Basically, as a wrapper, we do not need to know specific value of \(\theta^{(k+1)}\). Instead, what a wrapper needs is simply \(f^*_{\theta}(x_i)\). So variable selection, if necessary, should be embedded in the wrapped algorithm. For example, PLR or Reinforced Learning Tree (RLT) if wrapped, are able to select important variables.
Unbalanced scenarios (observation unbalancedness and population unbalancedness) This is not something we are interested for a wrapper. If necessary, we could start with rewriting c as \[ c =1+Pr(y=1 \mid z=0, s=1)\frac{Pr(z= 0 \mid s = 1)}{ Pr(z=1\mid s=1)} \] and the unbalancedness is explicitly expressed in second term. Specifically, population unbalancedness is expressed by \(Pr(y=1 \mid z=0, s=1)\), since \(Pr(y=1 \mid z=0, s=1) = Pr(y=1)\) under Condition 2, and \(\frac{P(z= 0 \mid s = 1)}{ P(z=1\mid s=1)}\) is a measure of observation unbalancedness.
How to find out the optimal cutoff without knowing the true \(\pi\)
We are able to generate a sequence of estimated probability for each unlabeled instance, even though the probability itself is biased, the order is maintained (shown by ROC curve). For application purpose, sometimes we need to provide a clear category for instances which could be a problem when true \(\pi\) is not provided. One way is to estimate \(\pi\) from estimated c, which is obtained at convergence of the algorithm. However, we should also be aware of the potential biasness of such estimator, since \(\pi\) is not identifiable.
Illustration via Simple Simulation Studies
In the first simulation study, we compare the outcomes from knowing true \(\pi\) to those using estimated \(\pi\) under a simplified setting, i.e., \(logit(\Pr(y=1)) = 1.2X+\varepsilon\).

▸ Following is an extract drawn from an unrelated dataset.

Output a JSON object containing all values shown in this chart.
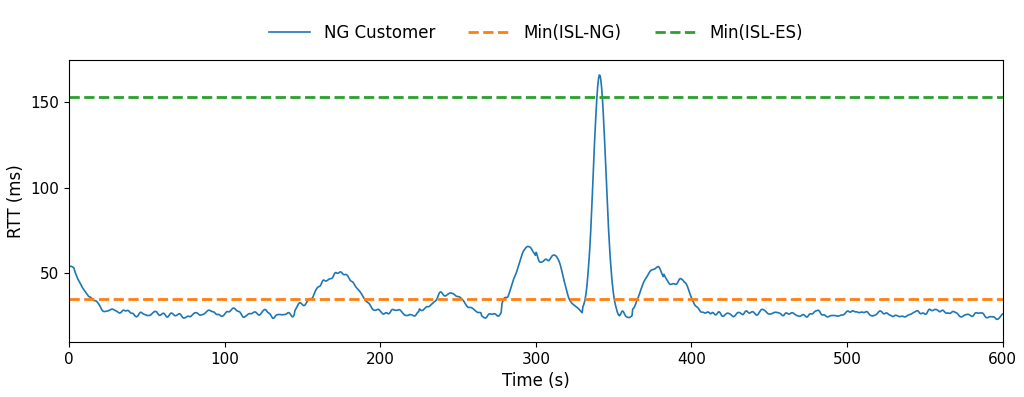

We display the estimated probabilities against \(X\) in Figure 1 (a), (b).
Based on the results, there are several comments:
- Biased \(\pi\) (equivalently, \(c\)) leads to biased estimations of probabilities
- Using estimated \(c\) seems to be a valid solution
- Initial value to start EM algorithm does not matter a lot
- True \(c\) has better convergence rate than using estimated \(c\) at each step
In second simulation study, we wrap two basic supervised learning algorithms: random forests (RF) and penalized logistic regression (PLR). At the meantime, we would like to conduct variable selection during the process. For PLR, we adopt LASSO at each EM iteration, while for RF, we use variable importance score as the weights. We generate 100 variables where only 5 of them are related to the outcome. In other words, the rest of them are purely noise. In Figure 2, we display the results based on PUwrapper, and the selected variables, or variable importances are given in panel (c) and (f).